– Это, безусловно, очень заманчиво звучит, – ухмыльнулся он, – но, к сожалению, в реальной жизни такого не бывает. Искусство, конечно, строит жизнь, но не настолько напрямую.

– Но девочка…

– Послушай, Ксения Сухова – вероятно, очень внимательный мой читатель, и по логике истории догадалась, что это ещё не конец. Даже раньше меня. Но как это ни парадоксально на первый взгляд, такое, как раз таки, бывает. Всё остальное – просто совпадение. О чём я ей и сообщил.

– Она знала, что Тропарёвский, изловленный её отцом, – это ещё не всё. Откуда?

– Вряд ли она что-то знала… Если убрать всякую мистику, то это – банальная ошибка познания, делать такие умозаключения. Совпадение по времени и по сути – всё-таки разные вещи.

– Ну, наверное.

– Вопреки. А не благодаря: войны выигрываются вопреки тупости военачальников, – развивал он свою мысль. – Экономика растёт вопреки алчности политиков, а ты ко мне… расположена вопреки моей непроходимой тупости, алчности и эгоизму.

– Я слежу за тем, как ты исправляешься.

– Взять ещё пива?

– Ладно, не надо.

Ольга вроде подуспокоилась. Всё же спросила:

– Там маньяк или звонки с угрозами?

– Мне почём знать! – удивился он.

– Поэтому и сказала про подробности…

– Послушай, любимая, – вздохнул он. – Я понимаю, что шила в мешке не утаишь, но иногда очень даже можно. Некоторое время. Про то, что я начал новую книгу, знают на сегодня, – он стал загибать пальцы, – мой издатель, но он под подпиской о неразглашении и не враг сам себе, деньги… Мадам, которая нема, как могила, к тому же уехала; и со вчерашнего дня ты. Ещё догадалась эта сверхпроницательная юная красотка. Кто из перечисленных особ больше всех подходит на роль маньяка? Только не поднимай руку первая.

Улыбнулась. Спросила:

– Ты назвал меня «любимая»?

– Не знаю. Не заметил… К тому же, я пообещал Ксении не выдавать её Сухову. По-моему, она его как огня боится. И я её понимаю.

– Ты назвал меня «любимая», – сказала Ольга. – Никогда больше не произноси этого с такой интонацией.


Они стояли, закутавшись в пледы, на широченной деревянной террасе под косой крышей и смотрели, как с ночного неба падает снег.

– Томбе ля неже, – сказал он.

Ольга молча прильнула к нему. Потом произнесла:

– С ладонь снежинки, – выставила руку. – С детства любила эту песню.
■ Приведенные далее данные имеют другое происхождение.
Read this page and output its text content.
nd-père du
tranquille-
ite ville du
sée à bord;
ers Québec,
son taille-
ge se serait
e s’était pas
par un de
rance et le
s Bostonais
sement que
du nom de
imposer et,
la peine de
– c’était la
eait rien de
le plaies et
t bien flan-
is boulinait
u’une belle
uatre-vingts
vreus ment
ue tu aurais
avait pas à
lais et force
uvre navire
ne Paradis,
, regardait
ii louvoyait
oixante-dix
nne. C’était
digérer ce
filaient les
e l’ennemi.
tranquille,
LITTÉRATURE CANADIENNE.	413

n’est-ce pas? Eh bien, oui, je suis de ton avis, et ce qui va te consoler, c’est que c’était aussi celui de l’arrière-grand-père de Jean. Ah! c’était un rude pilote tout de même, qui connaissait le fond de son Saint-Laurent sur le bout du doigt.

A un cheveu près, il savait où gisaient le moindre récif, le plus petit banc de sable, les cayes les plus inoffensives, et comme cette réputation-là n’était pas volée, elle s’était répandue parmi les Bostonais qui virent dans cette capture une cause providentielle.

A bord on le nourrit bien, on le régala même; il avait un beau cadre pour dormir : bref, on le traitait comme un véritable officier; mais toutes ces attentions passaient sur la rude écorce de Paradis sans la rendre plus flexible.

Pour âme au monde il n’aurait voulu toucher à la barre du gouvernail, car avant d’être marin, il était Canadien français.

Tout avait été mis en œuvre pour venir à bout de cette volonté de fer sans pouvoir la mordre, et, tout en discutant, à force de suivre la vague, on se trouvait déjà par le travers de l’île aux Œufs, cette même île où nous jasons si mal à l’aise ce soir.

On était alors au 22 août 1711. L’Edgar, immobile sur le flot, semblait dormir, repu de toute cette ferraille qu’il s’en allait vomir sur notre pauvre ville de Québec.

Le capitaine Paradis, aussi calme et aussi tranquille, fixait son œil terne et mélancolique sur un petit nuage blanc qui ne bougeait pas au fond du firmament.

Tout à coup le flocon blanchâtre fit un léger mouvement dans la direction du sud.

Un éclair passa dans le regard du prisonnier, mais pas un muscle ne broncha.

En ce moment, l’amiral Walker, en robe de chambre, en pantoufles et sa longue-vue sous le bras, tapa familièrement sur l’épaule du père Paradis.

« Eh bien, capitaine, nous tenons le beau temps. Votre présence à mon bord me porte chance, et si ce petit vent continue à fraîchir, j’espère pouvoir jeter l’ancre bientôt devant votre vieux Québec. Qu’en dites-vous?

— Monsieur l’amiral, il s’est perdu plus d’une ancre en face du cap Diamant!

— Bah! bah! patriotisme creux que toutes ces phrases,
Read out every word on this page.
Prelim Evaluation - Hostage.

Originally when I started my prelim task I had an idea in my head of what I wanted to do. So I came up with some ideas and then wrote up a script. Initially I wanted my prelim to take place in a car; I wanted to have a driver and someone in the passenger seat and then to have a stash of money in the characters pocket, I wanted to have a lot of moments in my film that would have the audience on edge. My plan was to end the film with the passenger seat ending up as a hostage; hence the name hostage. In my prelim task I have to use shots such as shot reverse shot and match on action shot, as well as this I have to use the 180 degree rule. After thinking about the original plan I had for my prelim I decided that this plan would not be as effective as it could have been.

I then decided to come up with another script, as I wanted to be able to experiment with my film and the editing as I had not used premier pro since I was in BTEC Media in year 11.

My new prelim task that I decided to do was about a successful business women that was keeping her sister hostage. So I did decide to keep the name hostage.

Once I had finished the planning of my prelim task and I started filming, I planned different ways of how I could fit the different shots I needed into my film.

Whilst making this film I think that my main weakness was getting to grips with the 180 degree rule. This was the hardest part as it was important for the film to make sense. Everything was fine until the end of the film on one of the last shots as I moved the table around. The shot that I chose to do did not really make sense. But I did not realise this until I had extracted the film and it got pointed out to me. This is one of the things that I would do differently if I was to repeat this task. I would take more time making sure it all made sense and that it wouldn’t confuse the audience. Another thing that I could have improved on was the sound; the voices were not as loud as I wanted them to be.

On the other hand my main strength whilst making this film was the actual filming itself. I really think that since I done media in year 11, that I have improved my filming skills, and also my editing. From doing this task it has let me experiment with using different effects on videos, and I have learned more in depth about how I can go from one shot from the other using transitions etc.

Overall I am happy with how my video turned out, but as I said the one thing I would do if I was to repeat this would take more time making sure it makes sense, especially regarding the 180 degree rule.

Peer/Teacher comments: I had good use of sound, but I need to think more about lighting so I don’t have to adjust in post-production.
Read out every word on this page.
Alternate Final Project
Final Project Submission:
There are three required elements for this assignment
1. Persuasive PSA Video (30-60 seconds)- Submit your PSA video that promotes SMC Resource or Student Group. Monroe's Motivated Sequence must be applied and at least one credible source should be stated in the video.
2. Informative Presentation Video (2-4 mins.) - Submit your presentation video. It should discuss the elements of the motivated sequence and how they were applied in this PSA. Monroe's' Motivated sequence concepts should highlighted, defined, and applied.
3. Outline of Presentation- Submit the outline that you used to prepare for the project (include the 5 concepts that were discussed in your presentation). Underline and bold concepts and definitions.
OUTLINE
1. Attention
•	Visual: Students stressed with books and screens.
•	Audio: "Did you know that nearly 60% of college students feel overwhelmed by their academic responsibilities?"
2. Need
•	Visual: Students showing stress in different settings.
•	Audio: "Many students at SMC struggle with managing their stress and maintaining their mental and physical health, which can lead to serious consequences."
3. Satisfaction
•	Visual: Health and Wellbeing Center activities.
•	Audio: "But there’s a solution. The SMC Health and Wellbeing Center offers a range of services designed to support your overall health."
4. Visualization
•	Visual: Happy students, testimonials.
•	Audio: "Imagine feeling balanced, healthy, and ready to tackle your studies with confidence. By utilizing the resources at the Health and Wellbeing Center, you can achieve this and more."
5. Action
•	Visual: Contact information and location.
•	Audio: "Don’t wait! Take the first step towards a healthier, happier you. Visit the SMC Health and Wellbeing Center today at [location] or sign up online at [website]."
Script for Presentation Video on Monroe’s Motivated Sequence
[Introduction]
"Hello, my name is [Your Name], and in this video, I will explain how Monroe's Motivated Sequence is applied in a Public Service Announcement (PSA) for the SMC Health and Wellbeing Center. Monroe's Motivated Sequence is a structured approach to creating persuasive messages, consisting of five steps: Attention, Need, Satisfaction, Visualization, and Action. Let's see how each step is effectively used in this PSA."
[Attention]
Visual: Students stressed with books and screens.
Он повернул голову и посмотрел вниз, в долину:

– Вообще ничего не видно.

– Прекрасно.

– Только эти театральные фонари во дворе. Крутой у твоих друзей дом.

– Нет, не крутой. Уютный. Когда будет солнце, обалдеешь, какой отсюда вид.

– Все эти модные краснополянские резорты где-то внизу?

Ольга кивнула.

– И мы здесь одни?

– Нет, чуть ниже начинаются дома. Самый первый – моих друзей. Завтра придут поздороваться. Но выше только лес. И снег.

Он перевалился через перила наполовину и оказался под снегопадом. На голове тут же образовалась шапка из мокрых снежинок. Отряхнулся, глаза радостно засияли:

– Снег отрезает нас от мира!

– Вот и замечательно.

Ещё раз отряхнулся, бросил взгляд в белую мглу и в темноту за ней: мир действительно перестал существовать. Ухмыльнулся и возвестил:

– Там кто-то есть, внутри этого снега. И он приближается.

Ольга хмыкнула:

– Ну и пожалуйста. А мне нравится это место. И мне уже страшно. Ну-ка, давай, быстренько спасай меня.


На следующий день он проработал почти до четырёх, до возвращения Ольги с горы, и перевыполнил все дневные нормы.

– Соскучился тут без меня, писака? – Ольга ставила лыжи в скирум и казалась невероятно румяной.

– Вот ещё! У меня же здесь Телефонист, прибыл верхом на этом снеге и заходил на кофе. С ним не заскучаешь.